Sometimes the best learning experiences in life come from just watching your peers do what they do best.
For Justise Winslow, that’s what his summer was all about. As a member of USA Basketball’s Select Team, the Miami Heat’s 20-year-old 2015 first-round pick spent a couple weeks out in Las Vegas in July scrimmaging against — and soaking up everything he could — from the United States’ Olympic gold-medal-winning basketball squad.
With the Heat set to open training camp Tuesday in the Bahamas, a wiser, slimmer and more explosive Winslow, armed with a “more fluid and consistent” jump shot, says he’s ready to take the next step in his career.
“I’m really excited,” Winslow said Tuesday by phone of the start of training camp. “I had a chance to be around a lot of guys that are superstars now with USA. Being able to pick their brain — guys like Kyrie [Irving], DeAndre [Jordan], Jimmy Butler, Carmelo [Anthony], who have all taken different paths [to greatness] — was probably the thing I learned the most from this summer.
Never miss a local story.
“They've kind of all been talking to me about what to expect and how to handle things [in the future]. I'm just trying to understand my position, kind of my place. I want to go out there and keep making that jump until I become the superstar I feel I’m capable of becoming.”
For Winslow, who tied with LeBron James and George Hill for 15th place in the league in defensive win shares (3.7) last season as a rookie, that next big jump in development has to come on the offensive end.
Winlow shot 42.3 percent from the field last season (146th out of 201 forwards with at least 100 shot attempts) and 29.3 percent from three-point range. He also was left wide open on 25.9 percent of his shots, second highest on the Heat behind only Josh McRoberts (28.4%).
Teams didn’t fear the offensive side of Winslow’s game much at all, and he didn’t make them pay nearly enough, making only 44 of his 120 wide open shots (no defender within six feet). That 36.7 percent field goal percentage on open shots ranked fourth-worst on the team, better than only Gerald Green (36%), Beno Udrih (30.6%) and McRoberts (28.6%).
Though he won’t reveal the name of the shooting coach he has worked with intensely all summer, Winslow says his “one motion,” mechanically altered shot has him feeling much more confident than he did a year ago.
“At this point, I can feel the shots that feel great, I can feel the shots that feel pretty good and I can feel the shots that are so-so,” Winslow said. “Right now I know the feeling of the shots that feel good and it’s just about making it more consistent and doing it every time.

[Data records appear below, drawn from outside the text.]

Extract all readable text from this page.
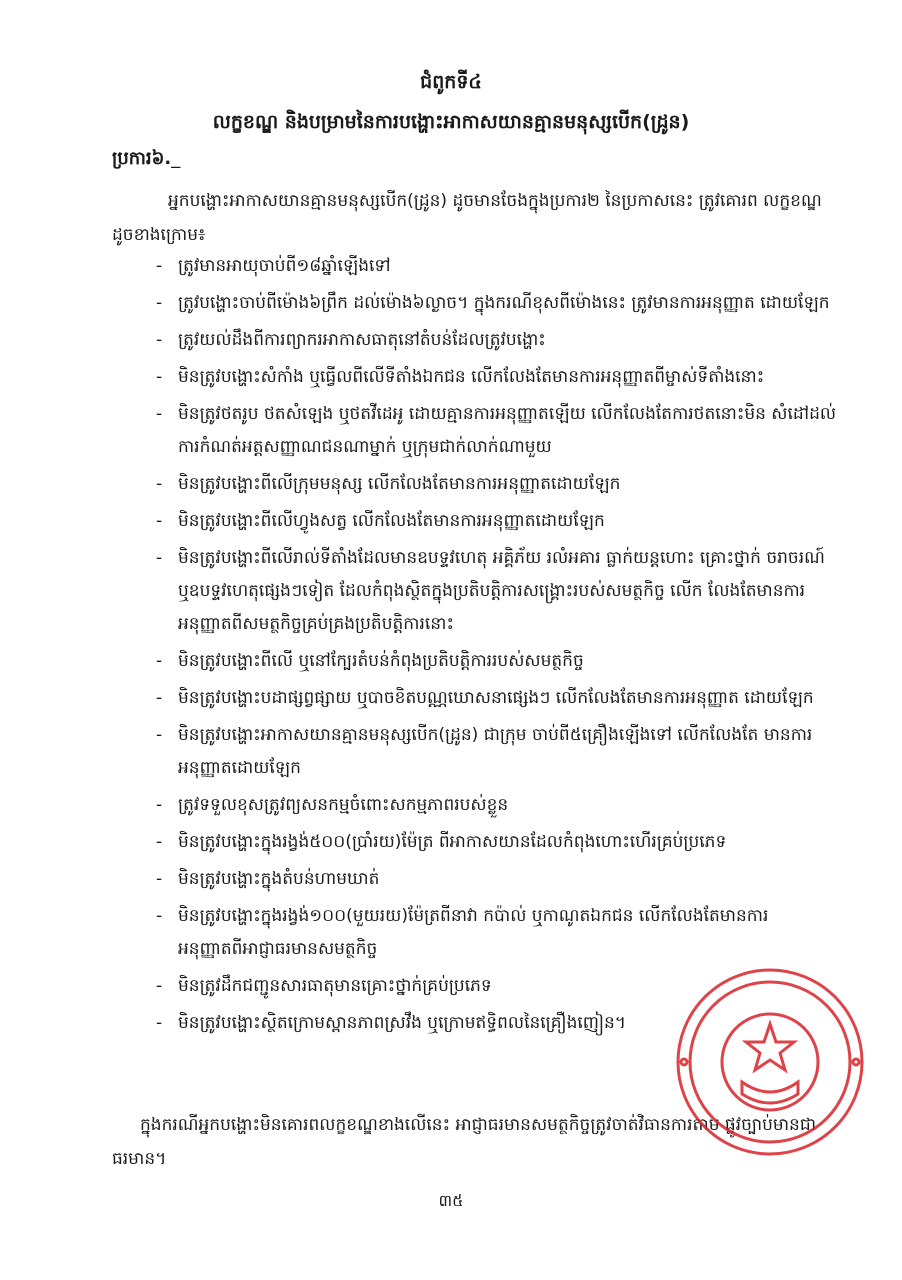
ជំពូកទី៤
លក្ខខណ្ឌ និងបម្រាមនៃការបង្ហោះអាកាសយានគ្មានមនុស្សបើក(ដ្រូន)
ប្រការ៦._
អ្នកបង្ហោះអាកាសយានគ្មានមនុស្សបើក(ដ្រូន) ដូចមានចែងក្នុងប្រការ២ នៃប្រកាសនេះ ត្រូវគោរព លក្ខខណ្ឌដូចខាងក្រោម៖
- ត្រូវមានអាយុចាប់ពី១៨ឆ្នាំឡើងទៅ
- ត្រូវបង្ហោះចាប់ពីម៉ោង៦ព្រឹក ដល់ម៉ោង៦ល្ងាច។ ក្នុងករណីខុសពីម៉ោងនេះ ត្រូវមានការអនុញ្ញាត ដោយឡែក
- ត្រូវយល់ដឹងពីការព្យាករអាកាសធាតុនៅតំបន់ដែលត្រូវបង្ហោះ
- មិនត្រូវបង្ហោះសំកាំង ឬធ្វើលពីលើទីតាំងឯកជន លើកលែងតែមានការអនុញ្ញាតពីម្ចាស់ទីតាំងនោះ
- មិនត្រូវថតរូប ថតសំឡេង ឬថតវីដេអូ ដោយគ្មានការអនុញ្ញាតឡើយ លើកលែងតែការថតនោះមិន សំដៅដល់ការកំណត់អត្តសញ្ញាណជនណាម្នាក់ ឬក្រុមជាក់លាក់ណាមួយ
- មិនត្រូវបង្ហោះពីលើក្រុមមនុស្ស លើកលែងតែមានការអនុញ្ញាតដោយឡែក
- មិនត្រូវបង្ហោះពីលើហ្វូងសត្វ លើកលែងតែមានការអនុញ្ញាតដោយឡែក
- មិនត្រូវបង្ហោះពីលើរាល់ទីតាំងដែលមានឧបទ្ទវហេតុ អគ្គិភ័យ រលំអគារ ធ្លាក់យន្តហោះ គ្រោះថ្នាក់ ចរាចរណ៍ ឬឧបទ្ទវហេតុផ្សេងៗទៀត ដែលកំពុងស្ថិតក្នុងប្រតិបត្តិការសង្គ្រោះរបស់សមត្ថកិច្ច លើក លែងតែមានការអនុញ្ញាតពីសមត្ថកិច្ចគ្រប់គ្រងប្រតិបត្តិការនោះ
- មិនត្រូវបង្ហោះពីលើ ឬនៅក្បែរតំបន់កំពុងប្រតិបត្តិការរបស់សមត្ថកិច្ច
- មិនត្រូវបង្ហោះបដាផ្សព្វផ្សាយ ឬបាចខិតបណ្ណឃោសនាផ្សេងៗ លើកលែងតែមានការអនុញ្ញាត ដោយឡែក
- មិនត្រូវបង្ហោះអាកាសយានគ្មានមនុស្សបើក(ដ្រូន) ជាក្រុម ចាប់ពី៥គ្រឿងឡើងទៅ លើកលែងតែ មានការអនុញ្ញាតដោយឡែក
- ត្រូវទទួលខុសត្រូវព្យសនកម្មចំពោះសកម្មភាពរបស់ខ្លួន
- មិនត្រូវបង្ហោះក្នុងរង្វង់៥០០(ប្រាំរយ)ម៉ែត្រ ពីអាកាសយានដែលកំពុងហោះហើរគ្រប់ប្រភេទ
- មិនត្រូវបង្ហោះក្នុងតំបន់ហាមឃាត់
- មិនត្រូវបង្ហោះក្នុងរង្វង់១០០(មួយរយ)ម៉ែត្រពីនាវា កប៉ាល់ ឬកាណូតឯកជន លើកលែងតែមានការ អនុញ្ញាតពីអាជ្ញាធរមានសមត្ថកិច្ច
- មិនត្រូវដឹកជញ្ជូនសារធាតុមានគ្រោះថ្នាក់គ្រប់ប្រភេទ
- មិនត្រូវបង្ហោះស្ថិតក្រោមស្ពានភាពស្រវឹង ឬក្រោមឥទ្ធិពលនៃគ្រឿងញៀន។
ក្នុងករណីអ្នកបង្ហោះមិនគោរពលក្ខខណ្ឌខាងលើនេះ អាជ្ញាធរមានសមត្ថកិច្ចត្រូវចាត់វិធានការតាម ផ្លូវច្បាប់មានជាធរមាន។
៣៥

That just goes back to what we had been working on all summer, and then what I saw with team USA, seeing Klay Thompson shoot the same way every time, seeing Kyrie pick up the ball the same way every time, his finishes, all that stuff.”
Though “it was nice to hear” team president Pat Riley designate him as a starter in July following the losses of Luol Deng, Joe Johnson and Dwyane Wade in free agency, Winslow, who averaged 6.4 points, 5.2 rebounds and 1.5 assists as a key rotation player of the bench last season, said it would mean more to him to earn the starting job in the eyes of his teammates.
“Part of me kind of wished he didn't say it,” Winslow said of Riley. “I've been the type of guy ever since high school that I’ve wanted to earn everything. When I went to Duke nothing was promised. Coach K didn't promise me a starting position. Last year nothing was promised. I want my teammates to say this guy is going to be our starting small forward — or whatever position — because that makes me feel comfortable knowing that I earned it from my teammates.”
Physically, Winslow says he has lost 5 to 10 pounds this summer and feels more explosive with the basketball. He said he weighed in at around 222 pounds Tuesday.
“[My workouts have been] more about movement and resistance bands and just letting my body take a break because it's going to be a grueling season like always,” Winslow said. “I definitely wanted to get thinner and quicker, but still not lose too much muscle mass and still be strong, which I'm doing a good job of.”
Winslow played in 78 regular-season games last season — most on the team — and ended the Heat’s injury-ravaged playoff run playing center. He says he’s excited about the roster the front office has put together (13 to 14 players have been training together since the first week of August) and the versatility the team can play with on both sides of the court.
Last week, Winslow said he was able to catch up with Wade before he left for Chicago. Though it pained him to see Wade leave, Winslow said he’s planning on keeping in contact with the 12-time All-Star, and the rest of the friends he made this summer on Team USA.
“I wouldn't call it a good-bye,” Winslow said of Wade’s departure. “I don't want to be annoying with it, but if I have a question or there's something I want to ask I might reach out to D-Wade or Kyrie or somebody else. I won’t be afraid to ask them how to handle things, how to be more of a leader without overstepping boundaries, that sort of thing.
“I'm sure I'm going to come across many things this season as I try to expand my role that I can kind of ask people about. As a rookie you go from kind of idolizing a lot of these guys to them becoming your peers or kind of your rivals or whatever. At the end of the day, it's all a brotherhood. And it’s all about helping each other out.”